S'il on en croit Salman Rushdie dans le grand entretien du dernier numéro du Magazine littéraire, il est "difficile d'écrire un livre qui dure dans un monde qui change".

Qui contesterait que les livres de Jane Austen aient franchi les siècles et que le monde ait pu changer depuis leur première parution ?

Force serait donc de conclure à la prééminence du grand talent de cette auteure pour perdurer au travers de ses écrits. N'est-ce pas le rêve inavoué de tout écrivain que de survivre à soi-même en ayant l'audace d'imaginer ses propres lignes courir sous les yeux des générations futures ?

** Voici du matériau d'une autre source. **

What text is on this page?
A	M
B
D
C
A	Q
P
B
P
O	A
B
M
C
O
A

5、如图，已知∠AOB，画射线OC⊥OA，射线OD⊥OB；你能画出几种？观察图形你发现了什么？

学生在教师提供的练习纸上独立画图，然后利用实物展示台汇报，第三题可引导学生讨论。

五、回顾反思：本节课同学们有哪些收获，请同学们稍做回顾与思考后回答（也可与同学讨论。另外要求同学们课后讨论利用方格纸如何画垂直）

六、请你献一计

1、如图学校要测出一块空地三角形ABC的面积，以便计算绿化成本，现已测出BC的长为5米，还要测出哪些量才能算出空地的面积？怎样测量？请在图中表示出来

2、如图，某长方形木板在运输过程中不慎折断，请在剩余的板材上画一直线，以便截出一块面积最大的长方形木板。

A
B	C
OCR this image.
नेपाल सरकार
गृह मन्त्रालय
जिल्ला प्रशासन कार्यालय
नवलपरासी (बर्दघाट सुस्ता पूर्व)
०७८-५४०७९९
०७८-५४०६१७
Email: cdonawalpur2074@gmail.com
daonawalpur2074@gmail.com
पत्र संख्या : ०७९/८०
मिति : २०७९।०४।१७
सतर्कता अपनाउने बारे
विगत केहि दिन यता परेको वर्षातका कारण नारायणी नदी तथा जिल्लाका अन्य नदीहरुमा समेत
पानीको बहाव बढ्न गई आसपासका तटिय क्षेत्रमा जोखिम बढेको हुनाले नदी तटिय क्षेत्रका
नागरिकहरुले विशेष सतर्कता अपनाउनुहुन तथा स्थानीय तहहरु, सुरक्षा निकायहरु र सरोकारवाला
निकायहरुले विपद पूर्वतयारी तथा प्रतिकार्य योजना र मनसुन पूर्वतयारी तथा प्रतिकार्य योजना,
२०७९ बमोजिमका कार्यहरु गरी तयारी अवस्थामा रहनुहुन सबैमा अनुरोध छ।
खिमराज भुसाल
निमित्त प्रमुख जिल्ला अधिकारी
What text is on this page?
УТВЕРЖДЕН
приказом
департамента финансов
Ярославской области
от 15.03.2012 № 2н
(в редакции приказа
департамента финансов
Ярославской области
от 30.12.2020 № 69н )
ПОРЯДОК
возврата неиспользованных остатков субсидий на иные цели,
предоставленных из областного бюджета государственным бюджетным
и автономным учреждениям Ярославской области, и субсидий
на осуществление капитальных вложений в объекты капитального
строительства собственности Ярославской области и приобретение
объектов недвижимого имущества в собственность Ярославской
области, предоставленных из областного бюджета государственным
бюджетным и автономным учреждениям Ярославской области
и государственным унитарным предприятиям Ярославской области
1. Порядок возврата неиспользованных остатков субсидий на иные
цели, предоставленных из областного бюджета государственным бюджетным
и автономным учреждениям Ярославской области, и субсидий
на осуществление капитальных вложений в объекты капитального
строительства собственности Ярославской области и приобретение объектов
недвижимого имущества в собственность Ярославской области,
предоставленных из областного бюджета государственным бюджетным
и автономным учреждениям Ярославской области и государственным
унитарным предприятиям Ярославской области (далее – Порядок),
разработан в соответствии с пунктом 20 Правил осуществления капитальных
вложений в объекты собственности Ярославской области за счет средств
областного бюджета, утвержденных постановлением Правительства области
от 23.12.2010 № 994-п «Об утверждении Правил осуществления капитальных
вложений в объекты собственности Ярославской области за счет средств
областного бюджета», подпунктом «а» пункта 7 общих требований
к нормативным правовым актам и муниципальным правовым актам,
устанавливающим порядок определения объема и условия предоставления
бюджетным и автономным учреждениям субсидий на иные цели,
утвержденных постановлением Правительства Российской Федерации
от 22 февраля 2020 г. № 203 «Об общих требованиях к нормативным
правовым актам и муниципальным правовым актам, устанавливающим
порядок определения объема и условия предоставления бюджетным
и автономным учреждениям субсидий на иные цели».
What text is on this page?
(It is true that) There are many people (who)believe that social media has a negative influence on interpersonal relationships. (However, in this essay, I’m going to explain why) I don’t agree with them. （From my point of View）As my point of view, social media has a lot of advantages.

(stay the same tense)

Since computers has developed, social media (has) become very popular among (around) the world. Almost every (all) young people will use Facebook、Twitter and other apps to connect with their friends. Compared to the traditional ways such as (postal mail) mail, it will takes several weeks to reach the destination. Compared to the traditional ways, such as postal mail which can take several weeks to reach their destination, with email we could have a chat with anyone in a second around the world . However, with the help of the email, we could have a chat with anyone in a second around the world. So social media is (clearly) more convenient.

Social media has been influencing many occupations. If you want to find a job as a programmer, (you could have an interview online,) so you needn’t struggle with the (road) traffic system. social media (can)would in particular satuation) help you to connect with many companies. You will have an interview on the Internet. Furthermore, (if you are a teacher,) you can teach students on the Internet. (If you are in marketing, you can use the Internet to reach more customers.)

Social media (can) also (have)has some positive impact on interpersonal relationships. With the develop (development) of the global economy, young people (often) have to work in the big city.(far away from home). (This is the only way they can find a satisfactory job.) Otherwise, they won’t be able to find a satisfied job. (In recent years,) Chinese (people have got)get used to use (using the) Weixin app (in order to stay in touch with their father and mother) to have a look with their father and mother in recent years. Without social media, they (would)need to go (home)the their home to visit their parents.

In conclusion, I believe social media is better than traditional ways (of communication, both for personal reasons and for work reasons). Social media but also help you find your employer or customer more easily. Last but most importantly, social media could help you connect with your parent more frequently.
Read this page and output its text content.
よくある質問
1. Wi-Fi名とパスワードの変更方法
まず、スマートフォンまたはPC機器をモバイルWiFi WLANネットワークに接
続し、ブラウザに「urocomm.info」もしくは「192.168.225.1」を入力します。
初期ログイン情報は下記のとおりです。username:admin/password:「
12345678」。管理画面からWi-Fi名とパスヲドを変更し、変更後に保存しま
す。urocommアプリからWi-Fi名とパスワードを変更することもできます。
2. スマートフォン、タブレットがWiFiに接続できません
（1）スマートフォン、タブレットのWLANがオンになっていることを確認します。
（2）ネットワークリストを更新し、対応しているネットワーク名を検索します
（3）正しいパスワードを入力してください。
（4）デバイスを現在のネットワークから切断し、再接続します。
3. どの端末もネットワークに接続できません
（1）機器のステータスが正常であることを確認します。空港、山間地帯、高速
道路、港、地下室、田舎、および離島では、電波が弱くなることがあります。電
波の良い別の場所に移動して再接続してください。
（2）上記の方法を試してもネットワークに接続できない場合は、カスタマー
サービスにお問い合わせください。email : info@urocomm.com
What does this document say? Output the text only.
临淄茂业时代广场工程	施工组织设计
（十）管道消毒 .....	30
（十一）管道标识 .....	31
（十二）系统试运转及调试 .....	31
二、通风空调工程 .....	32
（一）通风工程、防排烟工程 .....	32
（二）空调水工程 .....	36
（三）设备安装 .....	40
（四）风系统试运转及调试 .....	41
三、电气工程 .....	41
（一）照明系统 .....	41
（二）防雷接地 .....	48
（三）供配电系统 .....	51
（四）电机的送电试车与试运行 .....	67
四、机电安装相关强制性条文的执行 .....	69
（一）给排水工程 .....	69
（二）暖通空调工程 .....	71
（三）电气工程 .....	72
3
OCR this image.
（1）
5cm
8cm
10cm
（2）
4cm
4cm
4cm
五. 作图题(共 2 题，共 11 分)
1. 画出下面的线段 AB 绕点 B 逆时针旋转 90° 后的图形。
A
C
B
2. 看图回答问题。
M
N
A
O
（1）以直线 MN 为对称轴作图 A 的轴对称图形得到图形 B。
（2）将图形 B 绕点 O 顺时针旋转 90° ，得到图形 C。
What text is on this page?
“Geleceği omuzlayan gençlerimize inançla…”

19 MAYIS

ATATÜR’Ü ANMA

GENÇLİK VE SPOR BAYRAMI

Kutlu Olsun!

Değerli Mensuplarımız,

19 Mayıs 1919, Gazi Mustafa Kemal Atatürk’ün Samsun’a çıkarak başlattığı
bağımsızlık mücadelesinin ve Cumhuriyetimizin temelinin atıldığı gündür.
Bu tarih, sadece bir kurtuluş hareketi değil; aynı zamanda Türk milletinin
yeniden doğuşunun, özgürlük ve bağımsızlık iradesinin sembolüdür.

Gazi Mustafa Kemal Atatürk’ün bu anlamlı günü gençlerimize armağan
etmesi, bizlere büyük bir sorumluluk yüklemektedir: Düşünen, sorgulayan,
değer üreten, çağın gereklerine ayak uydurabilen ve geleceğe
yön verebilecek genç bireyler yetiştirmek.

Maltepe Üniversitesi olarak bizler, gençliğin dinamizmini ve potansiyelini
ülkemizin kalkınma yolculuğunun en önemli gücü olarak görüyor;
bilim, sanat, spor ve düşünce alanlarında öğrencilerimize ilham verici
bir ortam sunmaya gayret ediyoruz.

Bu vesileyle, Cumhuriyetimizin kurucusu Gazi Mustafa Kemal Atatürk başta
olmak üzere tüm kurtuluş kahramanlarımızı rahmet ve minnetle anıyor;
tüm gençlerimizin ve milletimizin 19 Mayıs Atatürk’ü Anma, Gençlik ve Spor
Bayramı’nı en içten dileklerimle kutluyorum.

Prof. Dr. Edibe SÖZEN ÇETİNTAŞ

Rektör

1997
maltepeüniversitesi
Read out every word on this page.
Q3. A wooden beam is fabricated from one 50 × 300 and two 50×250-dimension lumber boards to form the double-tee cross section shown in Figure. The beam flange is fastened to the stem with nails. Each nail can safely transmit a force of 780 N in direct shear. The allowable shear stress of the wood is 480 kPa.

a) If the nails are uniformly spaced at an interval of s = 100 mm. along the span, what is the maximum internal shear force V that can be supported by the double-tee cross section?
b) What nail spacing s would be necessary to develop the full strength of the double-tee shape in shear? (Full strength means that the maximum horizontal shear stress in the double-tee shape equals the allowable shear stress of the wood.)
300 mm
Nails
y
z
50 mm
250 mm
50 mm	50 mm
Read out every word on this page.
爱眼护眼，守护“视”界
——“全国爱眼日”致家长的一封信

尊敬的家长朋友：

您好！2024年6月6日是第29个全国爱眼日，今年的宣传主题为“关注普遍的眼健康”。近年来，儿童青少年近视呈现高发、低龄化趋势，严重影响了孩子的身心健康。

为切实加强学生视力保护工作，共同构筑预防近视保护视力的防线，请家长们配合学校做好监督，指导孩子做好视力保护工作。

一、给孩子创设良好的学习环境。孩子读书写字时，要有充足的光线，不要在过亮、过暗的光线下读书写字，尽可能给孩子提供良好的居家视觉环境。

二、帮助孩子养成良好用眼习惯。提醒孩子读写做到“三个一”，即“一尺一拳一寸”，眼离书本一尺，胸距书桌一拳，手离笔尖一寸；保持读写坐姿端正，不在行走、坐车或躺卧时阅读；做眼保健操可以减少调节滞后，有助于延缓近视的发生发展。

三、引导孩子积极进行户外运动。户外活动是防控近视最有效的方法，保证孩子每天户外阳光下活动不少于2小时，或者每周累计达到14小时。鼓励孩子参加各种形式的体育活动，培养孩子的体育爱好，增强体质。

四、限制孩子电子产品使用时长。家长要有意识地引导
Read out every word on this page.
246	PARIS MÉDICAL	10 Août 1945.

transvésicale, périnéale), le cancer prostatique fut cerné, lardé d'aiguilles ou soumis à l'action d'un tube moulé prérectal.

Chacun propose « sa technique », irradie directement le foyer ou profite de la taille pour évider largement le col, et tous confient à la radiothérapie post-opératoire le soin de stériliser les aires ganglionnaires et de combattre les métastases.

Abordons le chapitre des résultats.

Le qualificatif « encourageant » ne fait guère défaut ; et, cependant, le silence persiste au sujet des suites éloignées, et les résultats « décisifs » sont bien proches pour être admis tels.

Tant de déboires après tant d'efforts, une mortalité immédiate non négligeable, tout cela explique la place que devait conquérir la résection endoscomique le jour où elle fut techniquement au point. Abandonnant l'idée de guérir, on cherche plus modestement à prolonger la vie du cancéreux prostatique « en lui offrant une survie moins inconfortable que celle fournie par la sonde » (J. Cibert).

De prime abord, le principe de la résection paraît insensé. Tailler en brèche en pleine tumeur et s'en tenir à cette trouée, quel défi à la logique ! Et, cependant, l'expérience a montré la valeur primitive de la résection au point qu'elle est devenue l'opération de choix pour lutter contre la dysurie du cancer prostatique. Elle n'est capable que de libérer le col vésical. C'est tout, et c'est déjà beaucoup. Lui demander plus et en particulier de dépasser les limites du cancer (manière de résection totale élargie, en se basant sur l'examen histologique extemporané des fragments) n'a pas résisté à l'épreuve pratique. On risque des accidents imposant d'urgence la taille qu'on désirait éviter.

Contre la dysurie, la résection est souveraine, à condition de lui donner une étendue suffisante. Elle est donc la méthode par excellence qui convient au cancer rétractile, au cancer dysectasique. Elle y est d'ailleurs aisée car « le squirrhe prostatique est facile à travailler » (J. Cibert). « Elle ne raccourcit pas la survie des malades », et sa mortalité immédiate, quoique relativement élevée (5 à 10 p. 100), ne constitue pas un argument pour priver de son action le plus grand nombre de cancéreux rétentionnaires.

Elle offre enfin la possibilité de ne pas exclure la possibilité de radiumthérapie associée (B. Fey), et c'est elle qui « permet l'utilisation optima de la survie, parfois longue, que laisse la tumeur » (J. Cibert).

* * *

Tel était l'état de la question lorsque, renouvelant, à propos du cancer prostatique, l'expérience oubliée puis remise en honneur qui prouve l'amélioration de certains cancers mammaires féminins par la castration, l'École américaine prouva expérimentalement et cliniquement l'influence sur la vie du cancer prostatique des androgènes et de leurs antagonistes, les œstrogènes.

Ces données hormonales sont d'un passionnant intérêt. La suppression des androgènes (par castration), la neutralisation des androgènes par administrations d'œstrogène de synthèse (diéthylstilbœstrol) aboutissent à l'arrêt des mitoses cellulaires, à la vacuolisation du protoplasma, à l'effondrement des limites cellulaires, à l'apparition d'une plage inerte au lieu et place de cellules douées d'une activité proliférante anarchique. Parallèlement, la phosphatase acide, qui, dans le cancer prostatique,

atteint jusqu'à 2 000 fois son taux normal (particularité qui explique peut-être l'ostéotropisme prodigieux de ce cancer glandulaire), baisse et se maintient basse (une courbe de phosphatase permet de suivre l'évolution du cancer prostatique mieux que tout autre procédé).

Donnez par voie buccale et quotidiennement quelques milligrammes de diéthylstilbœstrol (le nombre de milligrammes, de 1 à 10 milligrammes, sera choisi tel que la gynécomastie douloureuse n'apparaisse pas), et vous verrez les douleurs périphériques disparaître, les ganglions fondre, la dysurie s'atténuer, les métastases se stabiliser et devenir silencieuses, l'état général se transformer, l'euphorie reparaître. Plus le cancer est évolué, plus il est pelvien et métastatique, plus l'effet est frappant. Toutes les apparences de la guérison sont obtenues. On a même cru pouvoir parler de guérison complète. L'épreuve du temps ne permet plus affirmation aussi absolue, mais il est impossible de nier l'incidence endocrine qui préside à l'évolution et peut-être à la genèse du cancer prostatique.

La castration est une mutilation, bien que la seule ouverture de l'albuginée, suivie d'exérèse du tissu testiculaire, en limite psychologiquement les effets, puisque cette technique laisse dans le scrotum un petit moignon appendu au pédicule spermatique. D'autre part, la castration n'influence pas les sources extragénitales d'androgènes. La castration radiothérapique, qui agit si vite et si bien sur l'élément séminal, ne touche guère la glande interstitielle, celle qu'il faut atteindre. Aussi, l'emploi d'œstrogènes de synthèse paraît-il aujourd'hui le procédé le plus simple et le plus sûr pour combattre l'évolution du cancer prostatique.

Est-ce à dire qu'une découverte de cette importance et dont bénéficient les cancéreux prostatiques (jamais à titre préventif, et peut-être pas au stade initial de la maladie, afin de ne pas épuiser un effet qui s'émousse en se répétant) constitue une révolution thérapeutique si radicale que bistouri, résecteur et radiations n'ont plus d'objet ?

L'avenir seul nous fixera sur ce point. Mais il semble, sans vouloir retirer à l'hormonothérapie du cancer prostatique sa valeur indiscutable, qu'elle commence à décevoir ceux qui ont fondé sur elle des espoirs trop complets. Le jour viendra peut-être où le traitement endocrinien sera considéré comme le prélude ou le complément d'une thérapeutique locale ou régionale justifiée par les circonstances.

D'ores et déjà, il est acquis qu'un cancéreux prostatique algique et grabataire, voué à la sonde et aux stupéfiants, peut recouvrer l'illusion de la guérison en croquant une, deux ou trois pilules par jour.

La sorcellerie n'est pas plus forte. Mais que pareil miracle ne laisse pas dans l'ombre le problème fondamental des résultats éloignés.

Pour ce qui est des romans de Jane Austen, ce n'est pourtant ni les intrigues qui les échafaudent ni le modèle de société dans lequel elles se développent qui les distinguent à mes yeux. L'intrigue, se résumerait-elle toujours à la même question qui appellerait toujours la même réponse quand deux cœurs

 cherchent leur connivence ? Quant au modèle de société, celui qui hiérarchise les personnes du seul fait de leur naissance, il a bien fait de disparaître. Au diable "ceux qui comptent", ceux qui ordonnancent la "bonne société", ceux qui savent "tenir leur rang" contre vent et marées et à l'écart les autres, "de plus basse extraction", "sans patronyme prestigieux". Au diable la "respectabilité" quand elle est due au seul fait de la "condition", au seul fait d'être "bien né".

Et pourtant avec de tels handicaps dans ses ouvrages, Jane Austen a su faire de moi, autodidacte à la maigre culture, en ce 21ème siècle ultra connecté, un récidiviste parmi ses innombrables lecteurs depuis son lointain 18ème siècle. Je viens de terminer mon 3ème ouvrage de sa main, Persuasion, son dernier roman, dont on dit qu'il serait le plus abouti.

Outre l'intérêt historique de ces œuvres avec leur représentation de la société anglaise du 18ème siècle, c'est à n'en pas douter la qualité de la langue qui m'a fait revenir vers Jane Austen après Orgueil et préjugés puis Northanger Abbey. Comme un retour aux sources de la bonne formulation, de la signification originelle des mots, du savoir dire des sentiments.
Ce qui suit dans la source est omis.